After Chrissie and Mandy left, the twins walked out of the house and over to the little beach. While Annie sat on a fallen log, Lewis
searched the rough sand along the water’s edge for some smooth, flat stones he could skim across the loch’s surface.
‘How disappointed was Chrissie … ’ Annie said. ‘But I get it,’ she added. A sudden wind whipped her hair in front of her face. She tossed her head, and pulled it back behind an ear. ‘It was just … ’ She took a moment to work out how best to express what happened earlier. ‘I saw a memory of Damien. I saw nothing of where he might be now. I don’t think this curse works in that way.’

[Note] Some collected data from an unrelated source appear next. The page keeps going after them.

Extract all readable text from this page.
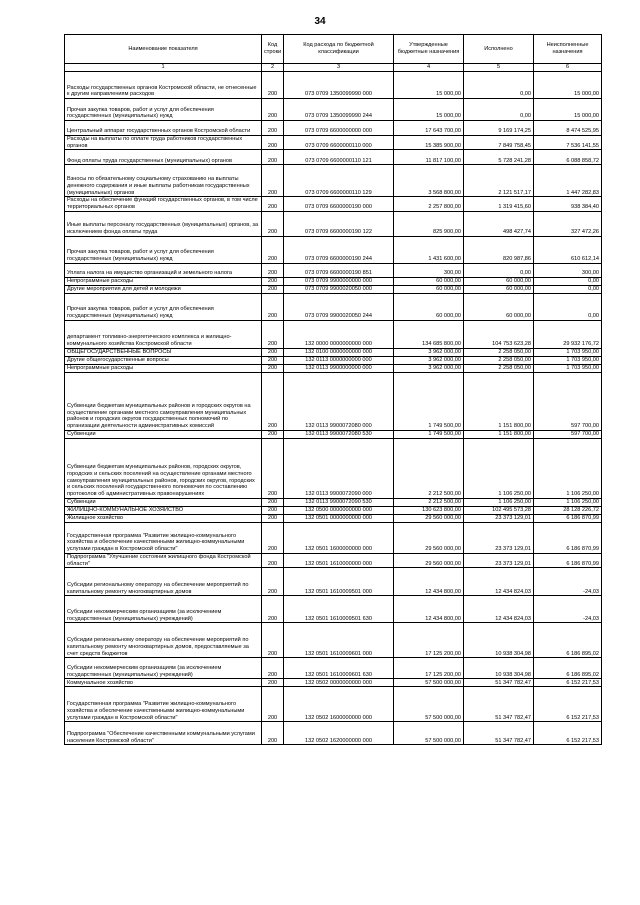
34
Наименование показателя	Код строки	Код расхода по бюджетной классификации	Утвержденные бюджетные назначения	Исполнено	Неисполненные назначения
1	2	3	4	5	6
Расходы государственных органов Костромской области, не отнесенные к другим направлениям расходов	200	073 0709 1350099990 000	15 000,00	0,00	15 000,00
Прочая закупка товаров, работ и услуг для обеспечения государственных (муниципальных) нужд	200	073 0709 1350099990 244	15 000,00	0,00	15 000,00
Центральный аппарат государственных органов Костромской области	200	073 0709 6600000000 000	17 643 700,00	9 169 174,25	8 474 525,95
Расходы на выплаты по оплате труда работников государственных органов	200	073 0709 6600000110 000	15 385 900,00	7 849 758,45	7 536 141,55
Фонд оплаты труда государственных (муниципальных) органов	200	073 0709 6600000110 121	11 817 100,00	5 728 241,28	6 088 858,72
Взносы по обязательному социальному страхованию на выплаты денежного содержания и иные выплаты работникам государственных (муниципальных) органов	200	073 0709 6600000110 129	3 568 800,00	2 121 517,17	1 447 282,83
Расходы на обеспечение функций государственных органов, в том числе территориальных органов	200	073 0709 6600000190 000	2 257 800,00	1 319 415,60	938 384,40
Иные выплаты персоналу государственных (муниципальных) органов, за исключением фонда оплаты труда	200	073 0709 6600000190 122	825 900,00	498 427,74	327 472,26
Прочая закупка товаров, работ и услуг для обеспечения государственных (муниципальных) нужд	200	073 0709 6600000190 244	1 431 600,00	820 987,86	610 612,14
Уплата налога на имущество организаций и земельного налога	200	073 0709 6600000190 851	300,00	0,00	300,00
Непрограммные расходы	200	073 0709 9900000000 000	60 000,00	60 000,00	0,00
Другие мероприятия для детей и молодежи	200	073 0709 9900020050 000	60 000,00	60 000,00	0,00
Прочая закупка товаров, работ и услуг для обеспечения государственных (муниципальных) нужд	200	073 0709 9900020050 244	60 000,00	60 000,00	0,00
департамент топливно-энергетического комплекса и жилищно-коммунального хозяйства Костромской области	200	132 0000 0000000000 000	134 685 800,00	104 753 623,28	29 932 176,72
ОБЩЕГОСУДАРСТВЕННЫЕ ВОПРОСЫ	200	132 0100 0000000000 000	3 962 000,00	2 258 050,00	1 703 950,00
Другие общегосударственные вопросы	200	132 0113 0000000000 000	3 962 000,00	2 258 050,00	1 703 950,00
Непрограммные расходы	200	132 0113 9900000000 000	3 962 000,00	2 258 050,00	1 703 950,00
Субвенции бюджетам муниципальных районов и городских округов на осуществление органами местного самоуправления муниципальных районов и городских округов государственных полномочий по организации деятельности административных комиссий	200	132 0113 9900072080 000	1 749 500,00	1 151 800,00	597 700,00
Субвенции	200	132 0113 9900072080 530	1 749 500,00	1 151 800,00	597 700,00
Субвенции бюджетам муниципальных районов, городских округов, городских и сельских поселений на осуществление органами местного самоуправления муниципальных районов, городских округов, городских и сельских поселений государственного полномочия по составлению протоколов об административных правонарушениях	200	132 0113 9900072090 000	2 212 500,00	1 106 250,00	1 106 250,00
Субвенции	200	132 0113 9900072090 530	2 212 500,00	1 106 250,00	1 106 250,00
ЖИЛИЩНО-КОММУНАЛЬНОЕ ХОЗЯЙСТВО	200	132 0500 0000000000 000	130 623 800,00	102 495 573,28	28 128 226,72
Жилищное хозяйство	200	132 0501 0000000000 000	29 560 000,00	23 373 129,01	6 186 870,99
Государственная программа "Развитие жилищно-коммунального хозяйства и обеспечение качественными жилищно-коммунальными услугами граждан в Костромской области"	200	132 0501 1600000000 000	29 560 000,00	23 373 129,01	6 186 870,99
Подпрограмма "Улучшение состояния жилищного фонда Костромской области"	200	132 0501 1610000000 000	29 560 000,00	23 373 129,01	6 186 870,99
Субсидии региональному оператору на обеспечение мероприятий по капитальному ремонту многоквартирных домов	200	132 0501 1610009501 000	12 434 800,00	12 434 824,03	-24,03
Субсидии некоммерческим организациям (за исключением государственных (муниципальных) учреждений)	200	132 0501 1610009501 630	12 434 800,00	12 434 824,03	-24,03
Субсидии региональному оператору на обеспечение мероприятий по капитальному ремонту многоквартирных домов, предоставляемые за счет средств бюджетов	200	132 0501 1610009601 000	17 125 200,00	10 938 304,98	6 186 895,02
Субсидии некоммерческим организациям (за исключением государственных (муниципальных) учреждений)	200	132 0501 1610009601 630	17 125 200,00	10 938 304,98	6 186 895,02
Коммунальное хозяйство	200	132 0502 0000000000 000	57 500 000,00	51 347 782,47	6 152 217,53
Государственная программа "Развитие жилищно-коммунального хозяйства и обеспечение качественными жилищно-коммунальными услугами граждан в Костромской области"	200	132 0502 1600000000 000	57 500 000,00	51 347 782,47	6 152 217,53
Подпрограмма "Обеспечение качественными коммунальными услугами населения Костромской области"	200	132 0502 1620000000 000	57 500 000,00	51 347 782,47	6 152 217,53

‘You haven’t really tried though,’ Lewis replied. ‘To work with it, I mean. You’ve mostly been fighting it off.’
Annie stared at her brother. ‘So would you, Lewis. It’s bloody terrifying.’
He held his hands out. ‘I’m not judging you, Annie. I’m just saying it might be like … ’ He paused. ‘I was reading up on fear, you see, and how we react to it.’
‘Right.’ Annie could feel herself tighten, about to spring to her own defence, but she held herself still.
‘It’s like when you’re driving and you skid, and you’re told to drive into the skid because you then get some traction and can straighten up, whereas when you try to correct, to fight the skid, you end up worse off.’
‘Lewis, what the hell are you on about?’
‘Anxiety, fear, phobias are all like that. You tighten up, fight the bad feeling, and that tells your brain this is something awful, and that tension makes it feel so much worse and that, apparently, is how we perpetuate our fears and phobias. Whereas if you go with the feeling, relax into the skid, kinda thing, it tells your brain: “This is fine, you can cope. You’re safe.”’
‘Oh piss off, Lewis, you have no idea.’
‘Okay. Sorry.’
He looked so crestfallen Annie felt she had to try and appease him. ‘No. You’re … you have a point. I can see how relaxing into a bad feeling might help when there’s nothing behind that bad feeling but an old or imagined fear.’ She chewed on her lip, thinking 42that through. ‘And I can see how that might help reprogramme the impulse, and the build-up of adrenaline and all that stuff. But this is very fucking real. This is here, in my head, and it’s almost ever-present. There’s no relaxing into that shit, Lewis.’
They were silent for a time as Lewis returned to skimming stones. One bounced four times across the surface of the loch.
‘Nice one,’ she said.
He accepted her peace offering. ‘Before they left, Mrs Mac said something to me – in the kitchen, away from Chrissie.’
‘What?’
‘About us looking into this.’ He looked into Annie’s eyes. ‘We did a proper good job investigating Bridget’s whereabouts.’
‘Right,’ Annie replied, and felt a surge of sadness, as she always did when Bridget’s name came up. They began looking into Bridget’s whereabouts as a way of helping her cope with the rise of her murmurs. At the start they believed Bridget was their aunt – their mother, Eleanor’s sister – but they were to discover she was in fact their biological mother.
‘And you didn’t need to rely on the curse then,’ Lewis continued.
‘No, but I triggered a man into trying to kill me.’
‘That’s one interpretation of what happened, Annie. He’d been on your case since the moment he read about you in the newspaper.’
One of Scotland’s top rags had run a piece about her premonitions and her wish to help convicted killer, Edward Trainer – who was protesting his innocence after a twenty-year jail term – to find out what had really happened to his fiancée, Tracy Dobell.
‘The point is we kicked ass,’ Lewis went on. ‘We tracked down Bridget and Aunt Sheila. We uncovered the truth. Maybe we could so some super-sleuthing and find out what happened to Damien?’
He looked so keen she didn’t have the heart to tell him the idea 43was nonsense. ‘What, like, I’ll be Nancy and you’ll be Drew?’ she said instead.
Lewis laughed.
‘Dunno,’ she finally admitted. ‘I can’t leave this place, Lewis. You know that.’
‘And you can’t stay,’ Lewis argued. ‘You have no front window, and the natives are a lit pitchfork away from storming the place.’
‘They don’t light pitchforks, Lewis. They’re for stabbing the monster with.’ Annie looked away, up to the hills in the distance. ‘And in this case, I’m the monster.’